The first pharma link that I see in the profile, which I’ve made available to you here, is from 2006. Has this site been hacked for 10 years? Apparently so, but the bulk of recent pharma based backlinks came in June 2016. Unlike in years past, there is not a lot of anchor text stacking, where one keyword, say, “buy viagra online”, is linked 85 times to the target site. Instead what we see is a variety of closely related keywords that fall under the LSI (latent semantic indexing) umbrella. This may indicate a certain respect for Google’s Penguin algorithm which penalizes site rankings for over optimizing one’s link profile.
Each of the black hat pharma links that point to this website come from pages that have pharma related titles. This hasn’t changed since the old days. It’s well known that backlinks that come from pages with relevant titles boost the target sites’ rankings more than if the links come from pages with non-relevant titles.
But there’s more to it than that.
Upon more closely examining the backlinks of cursivearmy.com, I noticed that the some of the backlinks were themselves hijacked by this SEO hacker. A google search of this phrase: www.educationalvideos.com pharmacy brought the following results shown in this screenshot.
Like cursivearmy.com, this site been injected with a script that has allowed the hacker to hijack the SERP listings and meta descriptions. This is typical and can be done with XSS or the a 302 redirect hijack. With a 302 redirect hijack, the attacker typically creates a page on a domain with high domain authority and then runs a 302 redirect to the target (victim) site.

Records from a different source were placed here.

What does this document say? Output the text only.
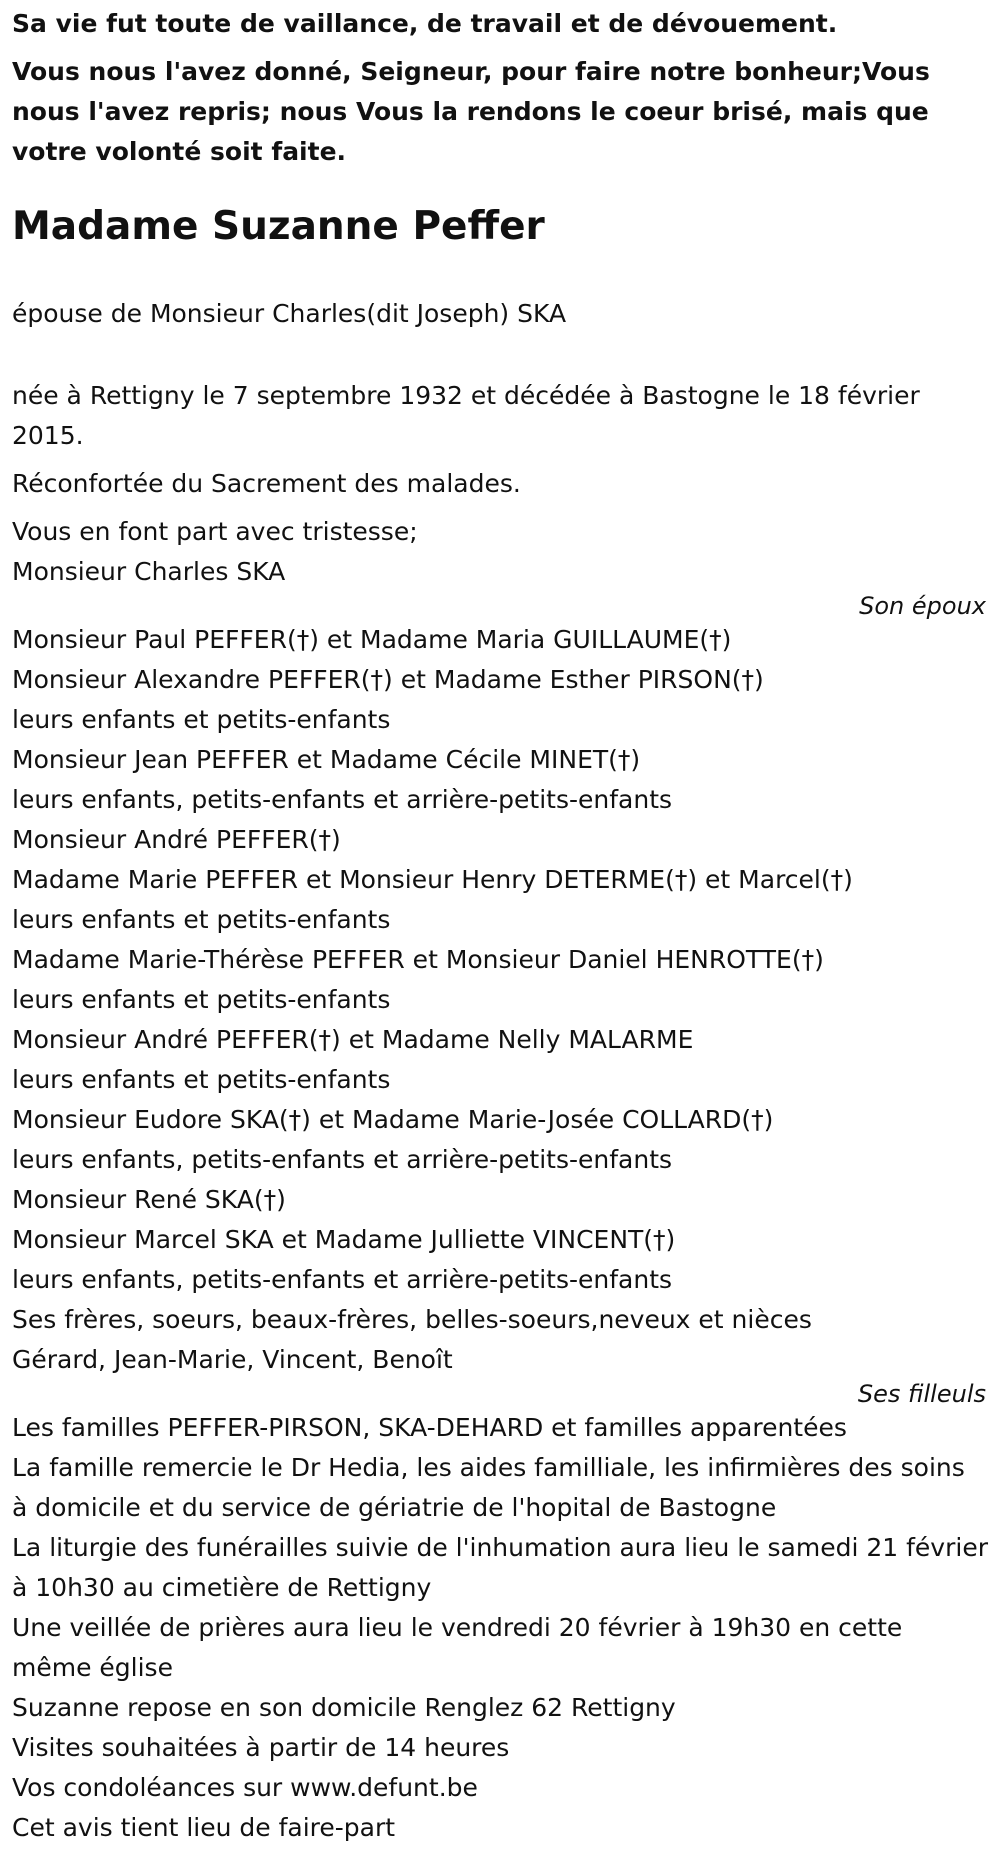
Sa vie fut toute de vaillance, de travail et de dévouement.

Vous nous l'avez donné, Seigneur, pour faire notre bonheur;Vous nous l'avez repris; nous Vous la rendons le coeur brisé, mais que votre volonté soit faite.

Madame Suzanne Peffer

épouse de Monsieur Charles(dit Joseph) SKA

née à Rettigny le 7 septembre 1932 et décédée à Bastogne le 18 février 2015.

Réconfortée du Sacrement des malades.

Vous en font part avec tristesse;

Monsieur Charles SKA

Son époux

Monsieur Paul PEFFER(†) et Madame Maria GUILLAUME(†)

Monsieur Alexandre PEFFER(†) et Madame Esther PIRSON(†)

leurs enfants et petits-enfants

Monsieur Jean PEFFER et Madame Cécile MINET(†)

leurs enfants, petits-enfants et arrière-petits-enfants

Monsieur André PEFFER(†)

Madame Marie PEFFER et Monsieur Henry DETERME(†) et Marcel(†)

leurs enfants et petits-enfants

Madame Marie-Thérèse PEFFER et Monsieur Daniel HENROTTE(†)

leurs enfants et petits-enfants

Monsieur André PEFFER(†) et Madame Nelly MALARME

leurs enfants et petits-enfants

Monsieur Eudore SKA(†) et Madame Marie-Josée COLLARD(†)

leurs enfants, petits-enfants et arrière-petits-enfants

Monsieur René SKA(†)

Monsieur Marcel SKA et Madame Julliette VINCENT(†)

leurs enfants, petits-enfants et arrière-petits-enfants

Ses frères, soeurs, beaux-frères, belles-soeurs,neveux et nièces

Gérard, Jean-Marie, Vincent, Benoît

Ses filleuls

Les familles PEFFER-PIRSON, SKA-DEHARD et familles apparentées

La famille remercie le Dr Hedia, les aides familliale, les infirmières des soins à domicile et du service de gériatrie de l'hopital de Bastogne

La liturgie des funérailles suivie de l'inhumation aura lieu le samedi 21 février à 10h30 au cimetière de Rettigny

Une veillée de prières aura lieu le vendredi 20 février à 19h30 en cette même église

Suzanne repose en son domicile Renglez 62 Rettigny

Visites souhaitées à partir de 14 heures

Vos condoléances sur www.defunt.be

Cet avis tient lieu de faire-part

What happens is the Googlebot follows the attacker’s page (with high domain authority) to the target site because of the redirect, and then actually changes the way the target site is displayed in the SERPS. In this way the attacker can own the SERPS of the target site.
There are multiple ways these hijacks can be done and the idea is to control the page, put pharma keywords on the page, show pharma keywords in the SERPS and make this page a juicy, relevant, weighty backlink that you can use to bolster the ranking of the main target site, which in this case is cursivearmy.com.
Summary
We see that blatant black hat SEO spamming still works. In this case it was a mixture of hacking websites for SEO purposes, which is not really SEO, and link building from sites with high domain authority and trust flow, which is SEO. Black hat SEO does not necessarily have to involve any hacking and I view the hacking aspect as an entirely separate issue. In this case we are look at what SEO techniques were used to ranking in this highly visible niche, a niche that is notorious for such exploits, a niche that the team at Google always has their eye on. What we see is lots of link building from sites with domain authority and trust flow, an avoidance of stacking too many exact match keyword anchors, lots of anchored links based on LSI keywords and keyword stuffed, spun content that is barely readable but has keyword density of 3% or less.